When a name is received at birth, it is generally assumed to be legally permanent. It follows a person through life. Without it, routine tasks can become major or even insurmountable. For many people in the transgender community, the simple act of producing identification – that often doesn’t look like them, doesn’t identify them as the gender they identify with and uses a birth name that feels foreign to them – can all bring shame.

Having a legal name and identification that matches their identity can help humanize the experience of a transgender person and allow them to confidently present an ID.

“People are people, and they deserve to be respected. They deserve to live their lives authentically,” says Sonia Chung, a member of PNC’s corporate legal team and pro bono committee.

Chung volunteers with the Transgender Legal Defense and Education Fund’s (TLDEF) Name Change Project,1 which matches transgender applicants with legal representation to navigate the process of changing their names.

In partnership with Pittsburgh-based law firm Reed Smith, members of PNC’s corporate legal team offer their legal expertise to participants. Through the program, they’ve donated many hours to help dozens of transgender people work through the name change process – at no cost to participants.

A Daunting Process Without Support

“While you don’t need a lawyer to help get your documents changed, it is daunting to do this without support,” Chung says. “The whole process, from beginning to end, is several months of work and interaction.”

That work includes fingerprinting and background checks for any issues such as outstanding debts or criminal convictions, then filing the paperwork with the court system. Trying to go through it alone without an advocate can be overwhelming and expensive. Transgender people often quit from frustration when they are faced with doing it on their own.

“It probably takes a month or two with the court, then there is a court hearing where the name is finally changed. Once the client has their paperwork and it matches who they are, hopefully they can move forward,” says Chung.

She estimated that paying for such assistance might cost several thousand dollars.

“The clients I’ve typically seen through the program don’t always have resources, and it would be very difficult to hire a private attorney,” Chung adds.

She recalled two clients who were gainfully employed but qualified for governmental assistance. Without this kind of community effort, they would not have been able to change their documents.

Beyond the cost savings, with an attorney’s help, the court process becomes more accessible. The transgender person has an advocate, calling them by their chosen name, using the pronouns they identify with and showing them respect.

The Name Change Project has helped facilitate over 3,000 name changes since it began in 2007 – 384 completed in 2021. The program currently offers support to people living in all five boroughs of New York and several counties in New Jersey with plans to open additional sites in Chicago, Milwaukee, Pittsburgh, Philadelphia, Atlanta and Detroit.

Volunteering The Time

PNC Managing Senior Counsel Katy Leonard also volunteers with the pro bono clinics and says the work provides great education and insight into the issues, risks and emotional strain that disadvantaged clients face.

While you don’t need a lawyer to help get your documents changed, it is daunting to do this without support. The whole process, from beginning to end is several months of work and interaction.

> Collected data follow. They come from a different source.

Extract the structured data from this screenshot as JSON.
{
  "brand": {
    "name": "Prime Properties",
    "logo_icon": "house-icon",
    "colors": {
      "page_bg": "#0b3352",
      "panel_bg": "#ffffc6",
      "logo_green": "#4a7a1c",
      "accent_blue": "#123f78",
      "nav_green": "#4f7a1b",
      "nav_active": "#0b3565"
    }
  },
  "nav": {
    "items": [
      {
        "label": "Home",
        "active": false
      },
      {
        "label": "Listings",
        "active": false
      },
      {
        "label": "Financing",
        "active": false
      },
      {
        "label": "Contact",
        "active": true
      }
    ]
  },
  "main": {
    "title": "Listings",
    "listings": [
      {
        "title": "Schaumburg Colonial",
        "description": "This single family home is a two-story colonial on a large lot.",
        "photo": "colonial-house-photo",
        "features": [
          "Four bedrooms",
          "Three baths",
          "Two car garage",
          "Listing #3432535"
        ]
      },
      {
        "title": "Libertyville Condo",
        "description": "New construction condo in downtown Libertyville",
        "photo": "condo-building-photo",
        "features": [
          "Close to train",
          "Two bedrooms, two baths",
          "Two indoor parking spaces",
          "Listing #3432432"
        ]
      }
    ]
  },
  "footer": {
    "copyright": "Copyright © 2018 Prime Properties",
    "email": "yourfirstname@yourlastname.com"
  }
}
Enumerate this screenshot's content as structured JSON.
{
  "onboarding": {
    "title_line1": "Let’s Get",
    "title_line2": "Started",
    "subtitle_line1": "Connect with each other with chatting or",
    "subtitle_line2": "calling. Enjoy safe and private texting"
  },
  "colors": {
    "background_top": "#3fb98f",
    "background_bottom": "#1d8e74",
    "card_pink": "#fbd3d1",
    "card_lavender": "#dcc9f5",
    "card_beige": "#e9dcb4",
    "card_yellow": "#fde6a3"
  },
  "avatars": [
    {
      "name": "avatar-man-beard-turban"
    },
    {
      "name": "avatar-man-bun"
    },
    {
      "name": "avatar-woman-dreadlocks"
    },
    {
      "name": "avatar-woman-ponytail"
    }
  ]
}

— Sonia Chung, member of PNC corporate legal team and pro bono committee

“Because I’m not a member of the transgender community, I never really thought about the barriers to them feeling empowered to do things on a day-to-day basis. I see how the rest of us may take that for granted,” Leonard says. “Life can be really difficult for transgender individuals with concerns about privacy and safety. So, we counsel them on the process for ensuring their name and address are not on public record.”

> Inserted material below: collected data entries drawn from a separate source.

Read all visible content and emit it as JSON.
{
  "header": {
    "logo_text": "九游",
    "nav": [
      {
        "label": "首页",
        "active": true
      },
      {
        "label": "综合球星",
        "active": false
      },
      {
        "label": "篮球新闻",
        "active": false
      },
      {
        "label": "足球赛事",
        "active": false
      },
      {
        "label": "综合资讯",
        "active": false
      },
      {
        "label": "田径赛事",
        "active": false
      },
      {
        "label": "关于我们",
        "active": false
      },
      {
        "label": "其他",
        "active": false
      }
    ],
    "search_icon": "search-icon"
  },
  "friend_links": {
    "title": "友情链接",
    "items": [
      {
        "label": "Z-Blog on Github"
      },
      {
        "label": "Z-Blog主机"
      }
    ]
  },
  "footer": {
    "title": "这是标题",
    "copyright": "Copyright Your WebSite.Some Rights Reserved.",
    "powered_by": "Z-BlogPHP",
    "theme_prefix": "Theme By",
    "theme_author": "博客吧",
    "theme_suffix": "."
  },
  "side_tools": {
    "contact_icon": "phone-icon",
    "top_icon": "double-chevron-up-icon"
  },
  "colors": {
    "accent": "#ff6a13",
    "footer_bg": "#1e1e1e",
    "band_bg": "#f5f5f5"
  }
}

Blair Miicke, another managing counsel at PNC, also volunteers with the Name Change Project. He sees his participation as alignment with PNC’s efforts toward Corporate Responsibility and diversity and inclusion. He encourages prospective volunteers to be involved with the entire process, because it can offer them greater understanding of the client and their story.

“Volunteers can’t pry into the lives of clients,” he says, “but if you listen, you learn what they have had to do to get where they are and to be comfortable with themselves. And that’s all pretty amazing.”

Reflecting PNC’s Commitment to LGBTQ+ Equality

Participating in the Name Change Project aligns with PNC’s ongoing support of organizations that promote diversity and inclusion for the LGBTQ+ community. For example, PNC supports the Human Rights Campaign’s (HRC) mission, and joined its Business Coalition for Equality Act. This coalition consists of a group of leading U.S. employers that supports the Equality Act, federal legislation that would provide the same basic protections to members of the LGBTQ+ community as are provided to other protected groups under federal law.

These commitments reflect PNC’s investment in actively supporting an inclusive culture beyond the walls of the bank – one in which people within the communities the bank serves can feel seen and valued and where their dignity is upheld.

“Having a name that both affirms and aligns with who you are and how you wish to be identified can be a transformative experience. It not only empowers the person, but it also improves their access to the same resources others enjoy and supports true inclusion,” says Gina Coleman, PNC chief diversity officer. “From that perspective, the Name Change Project’s lasting emotional and practical impact can’t be measured.”